By storing the probability to bearoff at least one chequer, it's also possible to calculate gammon probabilities, as the chance of being gammoned is the probability that my opponent bears all chequers off before I bear at least one chequer off. Analogously, it's possible to calculate the chance of gammoning the opponent.
The storage requirements are much smaller than for the equivalent two sided databases.
| Chequers | Points | Number of positions
|
| 15 | 6 | 54,264
|
| 15 | 7 | 170,544
|
| 15 | 8 | 490,314
|
| 15 | 9 | 1,307,504
|
| 15 | 10 | 3,268,870
|
| 15 | 11 | 7,726,160
|
| 15 | 12 | 17,383,860
|
| 15 | 13 | 37,442,160
|
| 15 | 14 | 77,558,760
|
| 15 | 15 | 155,117,250
|
| 15 | 16 | 300,540,195
|
| 15 | 17 | 565,722,720
|
| 15 | 18 | 1,037,158,320
|
For example, 15 chequers on 6 points is only 54,264 positions for the one sided bearoff database compared to 294,458,696 positions for the equivalent two sided bearoff database. However, for each position we need to store an array of probabilities. For example, for 15 chequers on the 18 point we have to store 15 non-zero probabilities compared to only one in the two sided bearoff database. The table below gives approximate database sizes for gnubg's one sided databases (both bearoff and gammon distributions):
| Chequers | Points | Size in MB
|
| 15 | 6 | 1.4
|
| 15 | 7 | 5
|
| 15 | 8 | 15
|
| 15 | 9 | 42
|
| 15 | 10 | 112
|
| 15 | 11 | 284
|
| 15 | 12 | 682
|
| 15 | 13 | 1,543
|
| 15 | 14 | approx 4,300
|
| 15 | 15 | approx 10,700
|
| 15 | 16 | approx 26,700
|
| 15 | 17 | approx 66,700
|
| 15 | 18 | approx 166,000
|
So, the practical limit is probably around the 11 to 13 point, depending on the disk space available.
gnubg can generate one sided bearoff database where the exact bearoff distribution is approximated by a normal distribution: instead of storing up to 15 or 20 non-zero probabilities only two parameters characterising the normal distribution has to be stored: the mean and the variance. The approximative distributions yields reasonably accurate gwc's and gammon probabilities compared to the exact one sided bearoff database. The size of the these approximative databases are roughly a quarter of the exact one, hence the limit is around the 13 to 15 point depending on the disk space available. The option to use approximative bearoff databases is work in progress!
As with the two sided bearoff databases it can be a rather time consuming task to generate one sided databases. The 10 point database takes approximately 2 hours to generate on the author's 1 GHz Pentium III. The 12 point database may more than one day!
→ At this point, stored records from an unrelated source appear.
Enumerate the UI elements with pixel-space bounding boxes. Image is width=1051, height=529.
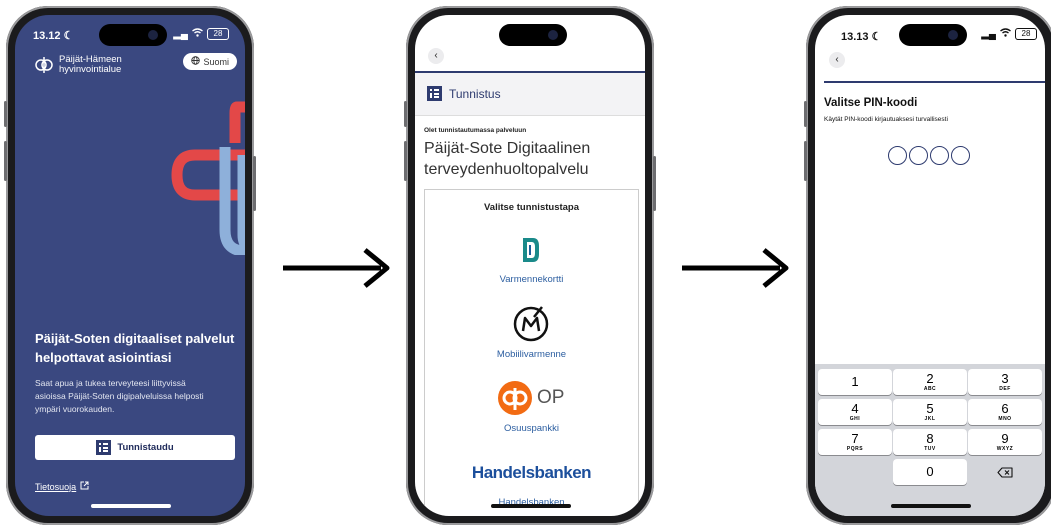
key-letters: GHI: [849, 416, 861, 422]
key-6[interactable]: 6 MNO: [968, 399, 1042, 425]
key-digit: 6: [1001, 401, 1009, 416]
provider-mobiilivarmenne[interactable]: Mobiilivarmenne: [425, 349, 638, 360]
choose-method-title: Valitse tunnistustapa: [483, 202, 580, 213]
battery-icon: 28: [207, 28, 229, 40]
key-digit: 9: [1001, 431, 1009, 446]
key-letters: ABC: [923, 386, 937, 392]
handelsbanken-logo[interactable]: Handelsbanken: [425, 463, 638, 483]
org-logo: Päijät-Hämeen hyvinvointialue: [35, 55, 122, 75]
key-7[interactable]: 7 PQRS: [818, 429, 892, 455]
welcome-headline: Päijät-Soten digitaaliset palvelut helpo…: [35, 331, 235, 365]
key-letters: MNO: [998, 416, 1012, 422]
arrow-right-icon: [682, 248, 789, 288]
battery-icon: 28: [1015, 28, 1037, 40]
provider-osuuspankki[interactable]: Osuuspankki: [425, 423, 638, 434]
key-9[interactable]: 9 WXYZ: [968, 429, 1042, 455]
language-button[interactable]: Suomi: [183, 53, 237, 70]
pin-setup-screen: 13.13 ☾ ▂▄ 28 ‹ Valitse PIN-koodi Käytät…: [815, 15, 1045, 516]
key-1[interactable]: 1: [818, 369, 892, 395]
key-digit: 1: [851, 374, 859, 389]
provider-varmennekortti[interactable]: Varmennekortti: [425, 274, 638, 285]
logo-text-line2: hyvinvointialue: [59, 64, 122, 75]
dynamic-island: [99, 24, 167, 46]
key-letters: PQRS: [846, 446, 864, 452]
arrow-right-icon: [283, 248, 390, 288]
key-letters: JKL: [924, 416, 936, 422]
dynamic-island: [499, 24, 567, 46]
status-time: 13.13 ☾: [841, 31, 882, 43]
pin-title: Valitse PIN-koodi: [824, 97, 918, 109]
key-letters: TUV: [924, 446, 936, 452]
tunnistus-logo-icon: [96, 440, 112, 455]
privacy-link[interactable]: Tietosuoja: [35, 481, 89, 492]
key-0[interactable]: 0: [893, 459, 967, 485]
phone-frame-1: 13.12 ☾ ▂▄ 28 Päijät-Hämeen hyvinvointia…: [4, 6, 256, 525]
moon-icon: ☾: [63, 30, 74, 42]
identify-button-label: Tunnistaudu: [117, 442, 174, 453]
back-button[interactable]: ‹: [829, 52, 845, 68]
key-5[interactable]: 5 JKL: [893, 399, 967, 425]
key-2[interactable]: 2 ABC: [893, 369, 967, 395]
language-label: Suomi: [203, 56, 229, 67]
home-indicator: [891, 504, 971, 508]
pin-subtitle: Käytät PIN-koodi kirjautuaksesi turvalli…: [824, 116, 948, 123]
key-3[interactable]: 3 DEF: [968, 369, 1042, 395]
pin-dot: [930, 146, 949, 165]
pin-indicator: [888, 146, 970, 165]
key-digit: 3: [1001, 371, 1009, 386]
key-digit: 4: [851, 401, 859, 416]
wifi-icon: [1000, 28, 1011, 40]
numeric-keypad: 1 2 ABC 3 DEF 4 GHI 5 JKL 6 MNO 7 PQRS 8 TUV 9 WXYZ 0: [815, 364, 1045, 516]
method-selection-box: Valitse tunnistustapa Varmennekortti Mob…: [424, 189, 639, 516]
key-digit: 7: [851, 431, 859, 446]
tunnistus-title: Tunnistus: [449, 87, 501, 101]
key-4[interactable]: 4 GHI: [818, 399, 892, 425]
card-certificate-icon[interactable]: [521, 236, 541, 264]
home-indicator: [491, 504, 571, 508]
key-digit: 5: [926, 401, 934, 416]
tunnistus-header: Tunnistus: [415, 73, 645, 116]
authentication-screen: ‹ Tunnistus Olet tunnistautumassa palvel…: [415, 15, 645, 516]
key-8[interactable]: 8 TUV: [893, 429, 967, 455]
pin-dot: [951, 146, 970, 165]
welcome-screen: 13.12 ☾ ▂▄ 28 Päijät-Hämeen hyvinvointia…: [15, 15, 245, 516]
status-icons: ▂▄ 28: [173, 28, 229, 40]
pin-dot: [909, 146, 928, 165]
identify-button[interactable]: Tunnistaudu: [35, 435, 235, 460]
pin-dot: [888, 146, 907, 165]
header-divider: [824, 81, 1045, 83]
op-bank-logo[interactable]: OP: [497, 380, 564, 416]
external-link-icon: [80, 481, 89, 492]
service-name: Päijät-Sote Digitaalinen terveydenhuolto…: [424, 140, 591, 178]
op-bank-icon: [498, 381, 532, 415]
welcome-body-text: Saat apua ja tukea terveyteesi liittyvis…: [35, 378, 204, 414]
key-digit: 2: [926, 371, 934, 386]
signal-icon: ▂▄: [173, 28, 188, 40]
decorative-shape: [171, 101, 245, 255]
moon-icon: ☾: [871, 31, 882, 43]
service-intro: Olet tunnistautumassa palveluun: [424, 127, 527, 134]
backspace-icon: [997, 466, 1013, 478]
key-digit: 8: [926, 431, 934, 446]
signal-icon: ▂▄: [981, 28, 996, 40]
wifi-icon: [192, 28, 203, 40]
tunnistus-logo-icon: [427, 86, 442, 101]
key-letters: WXYZ: [996, 446, 1014, 452]
back-button[interactable]: ‹: [428, 48, 444, 64]
key-letters: DEF: [999, 386, 1011, 392]
key-digit: 0: [926, 464, 934, 479]
delete-key[interactable]: [968, 459, 1042, 485]
org-logo-icon: [35, 57, 53, 73]
globe-icon: [191, 56, 201, 67]
home-indicator: [91, 504, 171, 508]
status-icons: ▂▄ 28: [981, 28, 1037, 40]
mobile-certificate-icon[interactable]: [512, 305, 550, 343]
status-time: 13.12 ☾: [33, 30, 74, 42]
dynamic-island: [899, 24, 967, 46]
phone-frame-2: ‹ Tunnistus Olet tunnistautumassa palvel…: [404, 6, 656, 525]
phone-frame-3: 13.13 ☾ ▂▄ 28 ‹ Valitse PIN-koodi Käytät…: [804, 6, 1051, 525]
gnubg can also play Hypergammon; a variant of backgammon with only 3 chequers, but with counting gammons and backgammons. The starting position is
GNU Backgammon Position ID: AACgAgAAKgAAAA
Match ID : cAkAAAAAAAAA
+13-14-15-16-17-18------19-20-21-22-23-24-+ O: gnubg
| | | X X X | 0 points
| | | |
| | | |
| | | |
| | | |
v| |BAR| | (Cube: 1)
| | | |
| | | |
| | | |
| | | | On roll
| | | O O O | 0 points
+12-11-10--9--8--7-------6--5--4--3--2--1-+ X: jth
Pip counts: O 69, X 69
gnubg can also play the two-chequer and one-chequer variations as well. Although it looks very simple to play, Hypergammon is in fact quite difficult to play correctly.
There are 3,276 possible ways to distribute 3 (or less) chequers over 25 points (the 24 points plus the bar). This gives a total of 10,732,176 possible two sided positions. However, many these are illegal:
| Position type | Number of positions
|
| Game over | 6,551
|
| Race (no contact) | 587,926
|
| Contact | 7,365,427
|
| Illegal positions | 2,772,272
|
| Total | 10,732,176
|
So there is close to 8 million legal positions for Hypergammon. Since this is a relative small number it's possible to tabulate the game winning chance, cubeless equity, or cubeful equities for all positions.
Due to the contact positions it is not possible to generate such a database in one run; instead the process is iterative: (a) "guess" equities for the 8 million positions, (b) use these equities to calculate 1-ply equities for all positions, and (c) if the equities change significantly then go back to step (c).